Ferenc Krausz has received the prestigious “Maximiliansorden”. With this award, the Free State of Bavaria honours his pioneering work in the field of Attosecond physics. Prime Minister Markus Söder presented the “Maximiliansorden” in person at the Bavarian State Chancellery.
The Maximilian Medal for Science and Art, which Markus Söder described in his speech as the “Nobel Prize in white and blue”, is the highest state honour that researchers and artists can receive in Bavaria: “It is a prize that you cannot buy or inherit, but that you have to earn,” Söder explained at the award ceremony.
“I would like to thank you very much for this award. It is a great honour to be included among the illustrious recipients of this medal,” explained Ferenc Krausz in his acceptance speech, “and I would also like to thank the excellent research conditions in Bavaria.”
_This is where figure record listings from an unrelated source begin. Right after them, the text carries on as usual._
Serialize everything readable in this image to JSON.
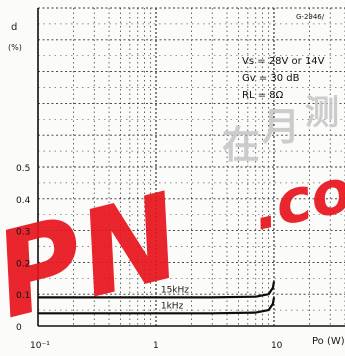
{
  "figure_id": "G-2946/",
  "conditions": [
    "Vs = 28V or 14V",
    "Gv = 30 dB",
    "RL = 8Ω"
  ],
  "watermark": {
    "letters": "PN",
    "suffix": ".co"
  },
  "chart_data": {
    "type": "line",
    "ylabel": "d",
    "ylabel_unit": "(%)",
    "xlabel": "Po (W)",
    "xscale": "log",
    "xlim": [
      0.1,
      40
    ],
    "ylim": [
      0,
      1.0
    ],
    "x_ticks": [
      {
        "value": 0.1,
        "label": "10⁻¹"
      },
      {
        "value": 1,
        "label": "1"
      },
      {
        "value": 10,
        "label": "10"
      }
    ],
    "y_ticks": [
      0,
      0.1,
      0.2,
      0.3,
      0.4,
      0.5
    ],
    "grid": true,
    "series": [
      {
        "name": "15kHz",
        "x": [
          0.1,
          0.3,
          1,
          3,
          7,
          9,
          9.8,
          10
        ],
        "y": [
          0.09,
          0.09,
          0.09,
          0.09,
          0.092,
          0.1,
          0.12,
          0.14
        ]
      },
      {
        "name": "1kHz",
        "x": [
          0.1,
          0.3,
          1,
          3,
          7,
          9,
          9.8,
          10
        ],
        "y": [
          0.04,
          0.04,
          0.04,
          0.04,
          0.042,
          0.05,
          0.07,
          0.09
        ]
      }
    ]
  }
}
The Bavarian Maximiliansorden was originally founded by King Maximilian II of Bavaria. It has existed in its current form since 1980, and the number of living recipients is limited by law to 100. In addition to Ferenc Krausz, the MPQ directors Immanuel Bloch and Theodor Hänsch have also received this high honour.
Following the award ceremony, Ferenc Krausz took part in the Cabinet meeting: “Today we had one of the world’s brightest people as a guest in the Cabinet. His Nobel Prize is a task and an incentive for Bavaria so that we can continue to offer the best conditions for the best research with our high-tech agenda,” reads the official statement by Minister President Markus Söder.